Honorable Members, it is prudent to first welcome the budget as tabled by the Department. Without it, the policy aspirations and service delivery targets would not be effected. With the 2025 Budget that aims to strengthen the economy and improve our people’s living conditions, it is a crucial tool for driving development, eradicating poverty, and reducing inequality. At a period of constricted economic growth and limited fiscal flexibility, the budget must provide appropriate resources to programs that promote inclusive growth and establish the framework for long-term economic recovery. This reflects the Government of National Unity’s strategic aims, which include inclusive growth and job creation, poverty reduction and combating high living costs, and the establishment of a capable, ethical, and developmental state. The Budget demonstrates the government’s commitment to improving South Africans’ material situations.

It was the ANC’s 55th National which resolved that “building a developmental state that provides effective basic services and with capabilities to take forward a far-reaching agenda of national economic development, whilst at the same time placing people and their involvement at the centre of this process.”

The Department of Public Service Administration, together with the National School of Government, plays a critical role in creating an enabling environment to guarantee that government departments that provide services have the necessary capacity to carry out their duty. Over the 2025/26 financial year, the department will focus on expanding the battle against corruption in the public sector, monitoring the implementation of the professionalization framework, ensuring adherence to Batho Pele principles, and finalising critical bills that enable the department and its entities to function optimally.

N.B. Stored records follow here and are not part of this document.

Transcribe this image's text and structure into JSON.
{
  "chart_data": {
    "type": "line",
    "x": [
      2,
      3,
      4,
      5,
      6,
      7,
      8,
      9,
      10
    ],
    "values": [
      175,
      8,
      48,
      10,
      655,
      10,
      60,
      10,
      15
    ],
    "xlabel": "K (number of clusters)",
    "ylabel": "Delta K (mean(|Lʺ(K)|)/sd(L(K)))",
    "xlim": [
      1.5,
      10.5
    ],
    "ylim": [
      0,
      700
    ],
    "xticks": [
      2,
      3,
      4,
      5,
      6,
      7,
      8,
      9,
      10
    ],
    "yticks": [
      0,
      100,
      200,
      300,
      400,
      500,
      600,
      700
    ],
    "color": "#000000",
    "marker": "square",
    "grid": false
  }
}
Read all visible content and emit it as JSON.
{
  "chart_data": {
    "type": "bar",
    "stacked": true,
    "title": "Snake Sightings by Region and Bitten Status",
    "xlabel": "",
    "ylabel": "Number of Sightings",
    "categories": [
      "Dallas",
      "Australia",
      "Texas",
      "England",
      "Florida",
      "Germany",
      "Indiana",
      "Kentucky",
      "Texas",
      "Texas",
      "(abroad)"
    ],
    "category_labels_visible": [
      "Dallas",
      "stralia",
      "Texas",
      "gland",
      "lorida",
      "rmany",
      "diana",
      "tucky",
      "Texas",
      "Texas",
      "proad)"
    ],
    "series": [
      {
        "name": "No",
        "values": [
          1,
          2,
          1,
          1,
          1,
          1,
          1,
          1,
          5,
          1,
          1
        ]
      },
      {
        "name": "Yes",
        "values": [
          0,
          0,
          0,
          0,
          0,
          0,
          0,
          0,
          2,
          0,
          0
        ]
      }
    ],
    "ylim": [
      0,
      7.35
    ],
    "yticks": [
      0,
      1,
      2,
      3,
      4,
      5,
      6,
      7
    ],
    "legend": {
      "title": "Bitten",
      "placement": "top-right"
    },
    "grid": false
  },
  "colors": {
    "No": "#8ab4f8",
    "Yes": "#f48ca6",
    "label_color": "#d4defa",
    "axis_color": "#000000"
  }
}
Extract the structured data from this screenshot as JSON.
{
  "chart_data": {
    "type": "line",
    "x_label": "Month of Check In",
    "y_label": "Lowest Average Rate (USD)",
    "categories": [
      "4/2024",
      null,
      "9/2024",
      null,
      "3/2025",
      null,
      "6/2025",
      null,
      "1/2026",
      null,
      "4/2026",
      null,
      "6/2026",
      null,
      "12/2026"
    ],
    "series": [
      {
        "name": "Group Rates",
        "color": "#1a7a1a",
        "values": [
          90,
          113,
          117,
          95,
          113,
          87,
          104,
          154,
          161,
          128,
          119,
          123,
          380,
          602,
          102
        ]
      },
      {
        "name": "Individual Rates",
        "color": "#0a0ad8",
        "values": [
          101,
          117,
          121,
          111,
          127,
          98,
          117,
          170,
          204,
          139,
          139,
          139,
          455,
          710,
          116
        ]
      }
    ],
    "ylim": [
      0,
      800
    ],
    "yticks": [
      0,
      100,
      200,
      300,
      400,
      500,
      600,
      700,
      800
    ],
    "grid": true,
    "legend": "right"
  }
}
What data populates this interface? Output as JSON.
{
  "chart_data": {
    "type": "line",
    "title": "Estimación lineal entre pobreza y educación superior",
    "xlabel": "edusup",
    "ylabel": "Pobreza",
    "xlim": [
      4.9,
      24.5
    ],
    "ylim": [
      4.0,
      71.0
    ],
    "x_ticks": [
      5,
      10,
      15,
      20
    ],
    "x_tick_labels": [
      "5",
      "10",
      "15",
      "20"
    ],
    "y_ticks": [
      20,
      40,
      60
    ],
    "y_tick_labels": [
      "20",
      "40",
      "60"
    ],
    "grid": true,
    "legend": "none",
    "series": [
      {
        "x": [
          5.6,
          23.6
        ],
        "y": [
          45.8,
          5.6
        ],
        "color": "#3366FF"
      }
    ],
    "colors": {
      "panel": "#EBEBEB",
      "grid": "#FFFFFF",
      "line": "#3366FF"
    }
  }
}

The introduction of the National Anti-Corruption hotline signifies the resolve by PSC to annihilate the scourge of corruption that has engulfed the state for far too long. It is promising to see the budget allocation increase for the Integrity Anti-Corruption Programme. The PSC is required by the Constitution to exercise its powers and to perform its functions without fear, favour or prejudice. The Constitution links the PSC’s independence firmly with its impartiality, and no organ of state may interfere with the functioning of the PSC.

Honourable Speaker, a common denominator in the Auditor General’s report, as well as Budget Reviews and Recommendations, is that departments, provinces, and local governments lack skills matching. Most of these entities’ inability to perform optimally is due to the appointment of personnel without relevant and requisite skills in critical positions. The ANC-led 6th administration has introduced a professionalization framework to enable the PSC to enforce merit-based employment and ensure suitable candidates are appointed. This is a win against nepotism, maladministration, and incompetence.

With the current budget, the Department will conduct collective bargaining and create an enabling environment for public services staff to ensure an environment that encourages productivity, resulting in the ideal levels of service delivery to residents.

Honourable Member, it is worth noting that we are creating the present and ultimately the future on the womb of the past; consequently, the present will have the birthmark and the semblance of the past. The semblance of a litany of grafts, nepotism, maladministration, and recent revelation of ghost workers, which were characterised as state capture, has been challenged head-on but not annihilated. Public service is still facing several corruption challenges stemming from the unethical behaviour of some of its rank and file staff members. To overcome rampant corruption department has initiated the investigation of a lifestyle audit among its staff to root out undesirable members and enforce consequence management in all state institutions.

Honourable Members, one of the crises that bedevils the government is the issue of youth unemployment. We cannot underestimate the anxiety that comes with joblessness. Although the employment of youth without the requirement of experience has increased over the last financial year, it is still very low for an acceptable standard. It is worth noting that the budget has approved and funded the voluntary early retirement; this initiative will open more space for the young graduates without disproportionately increasing the wage bill. There shall be a delicate balance between opening doors for fresh blood, innovation, and new thinking, and the retention of critical skills for institutional memory and progress. Losing critical skills would be characterised as a regression in the country’s development.

The current epoch epitomizes what the father of our nation once said, “After climbing a great hill, one only finds that there are many more hills to climb”. The challenges we are facing need resilience, perseverance, dedication, and all hands on deck.